Von nun an gab sich Hanselmeier keine Mühe mehr, eine Stelle zu finden. Wozu auch. Seine Frau verdiente genug für sie beide. Sie ist ja in einer guten Stellung als Sekretärin in einem Grosskonzern in der Nähe. Obwohl die beiden nicht mehr gut harmonieren, denkt er in keinem Moment daran, dass sie eine Trennung in Betracht ziehen könnte.
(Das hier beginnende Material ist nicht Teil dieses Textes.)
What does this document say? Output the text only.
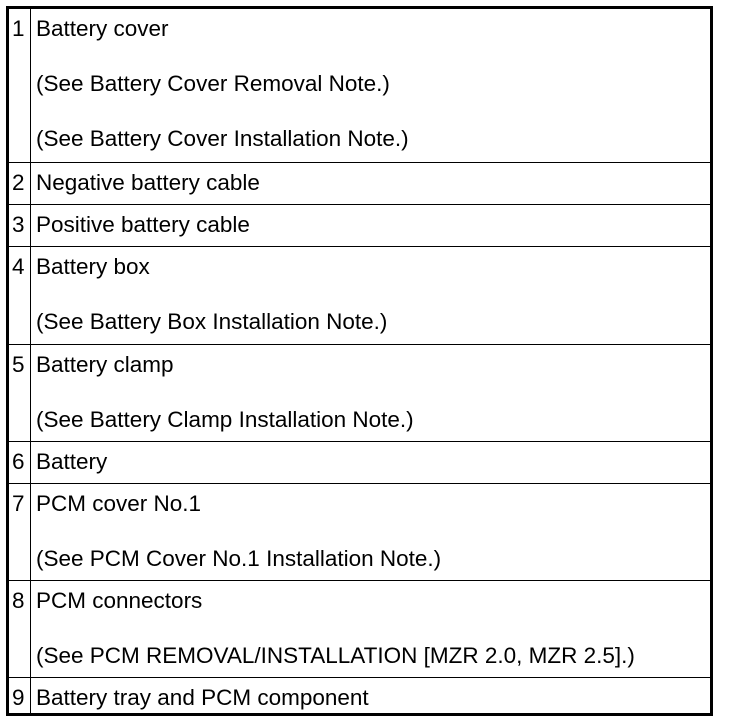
1 Battery cover
(See Battery Cover Removal Note.)
(See Battery Cover Installation Note.)
2 Negative battery cable
3 Positive battery cable
4 Battery box
(See Battery Box Installation Note.)
5 Battery clamp
(See Battery Clamp Installation Note.)
6 Battery
7 PCM cover No.1
(See PCM Cover No.1 Installation Note.)
8 PCM connectors
(See PCM REMOVAL/INSTALLATION [MZR 2.0, MZR 2.5].)
9 Battery tray and PCM component
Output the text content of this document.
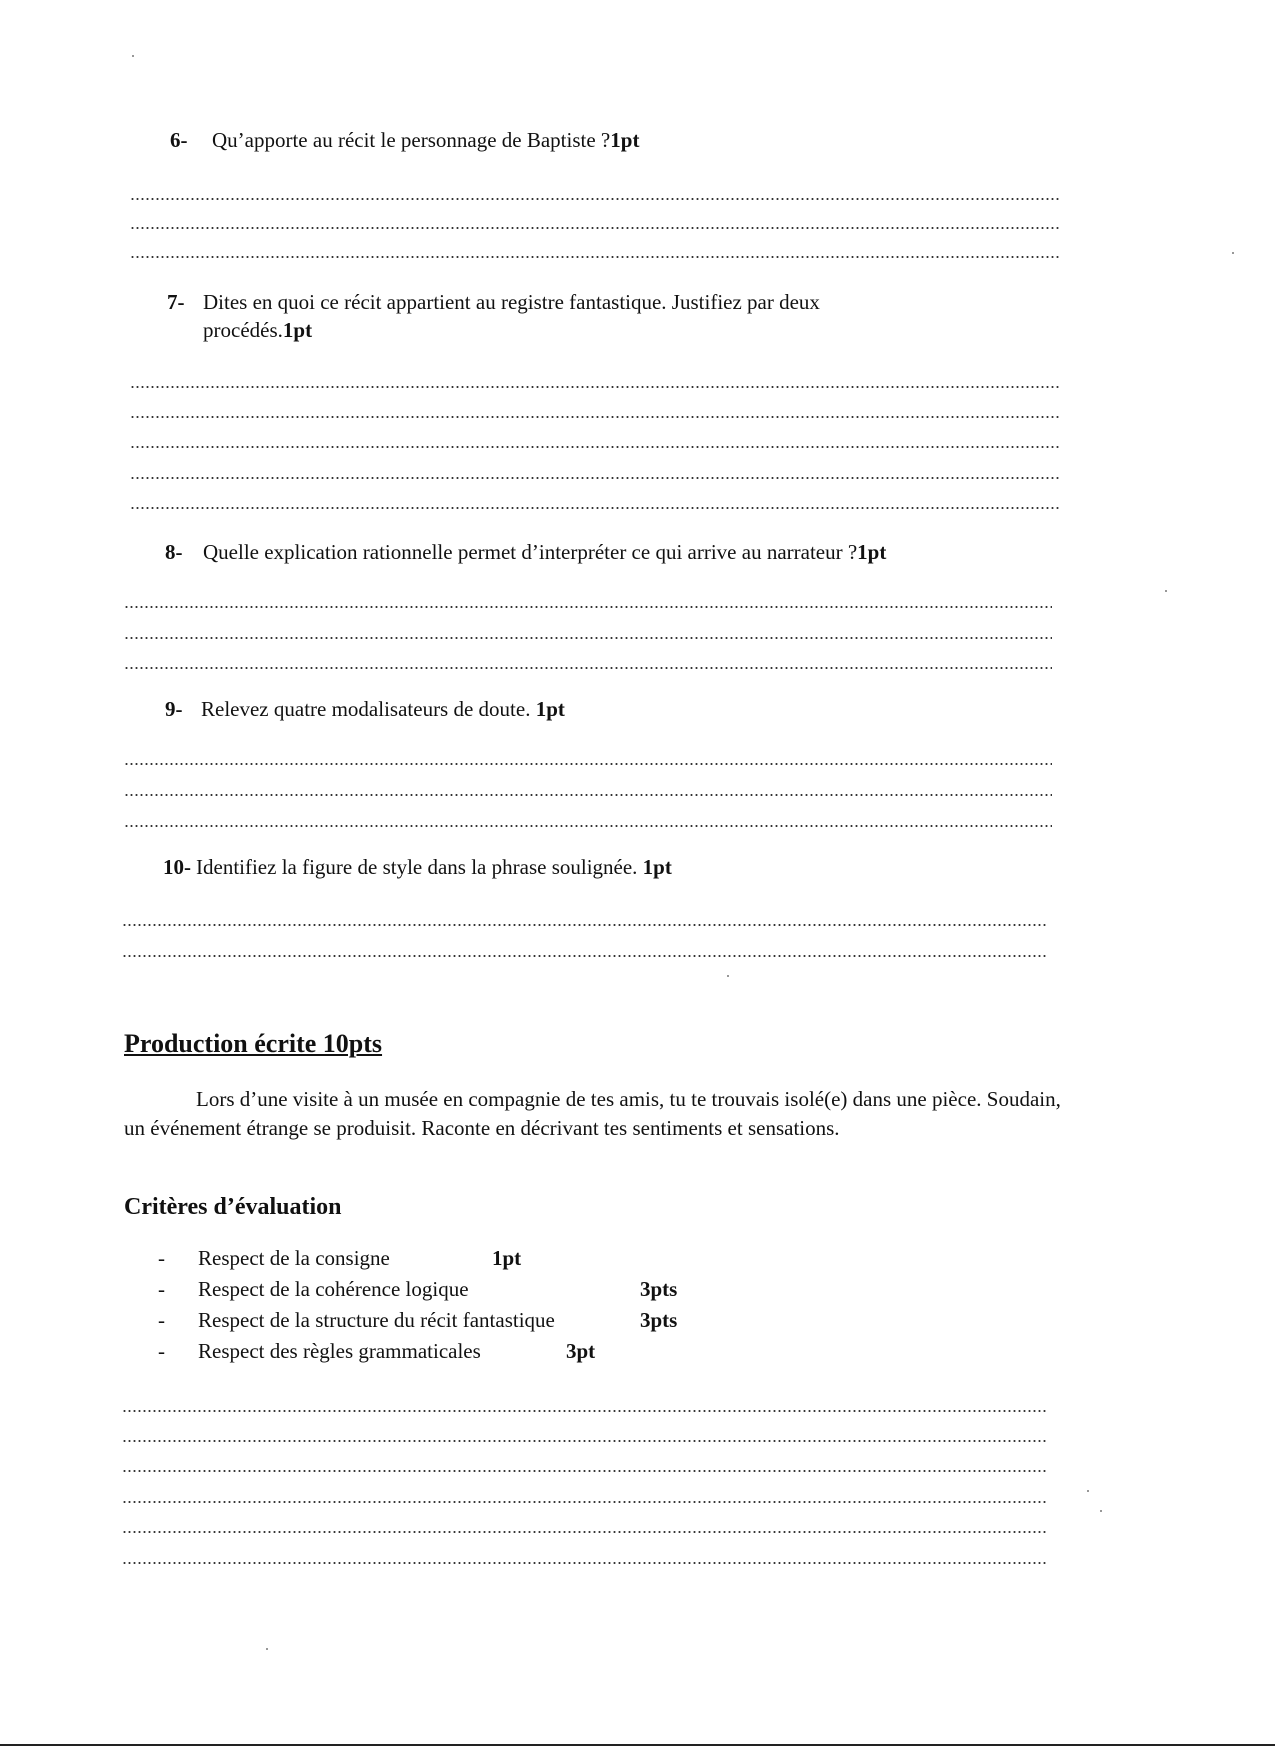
6- Qu’apporte au récit le personnage de Baptiste ?1pt
7- Dites en quoi ce récit appartient au registre fantastique. Justifiez par deux
procédés.1pt
8- Quelle explication rationnelle permet d’interpréter ce qui arrive au narrateur ?1pt
9- Relevez quatre modalisateurs de doute. 1pt
10- Identifiez la figure de style dans la phrase soulignée. 1pt
Production écrite 10pts
Lors d’une visite à un musée en compagnie de tes amis, tu te trouvais isolé(e) dans une pièce. Soudain, un événement étrange se produisit. Raconte en décrivant tes sentiments et sensations.
Critères d’évaluation
- Respect de la consigne	1pt
- Respect de la cohérence logique	3pts
- Respect de la structure du récit fantastique	3pts
- Respect des règles grammaticales	3pt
In der Zeit, in der Hanselmeier nun arbeitslos, den ganzen Tag zu Hause ist, bekommt er nicht nur der Spur nach mit, was sich in der Nachbarswohnung abspielt, sondern in allen Details. Er sagt seiner Frau nicht alles was er sieht und hört. Frau Hanselmeier arbeitet zu einhundert Prozent. Sie ist den ganzen Tag nicht zu Hause. Da den Geschäften in der Nachbarswohnung, sachbedingt, auch nachts nachgegangen wird, bekommt sie genügend mit, um eins und eins zusammenzählen zu können.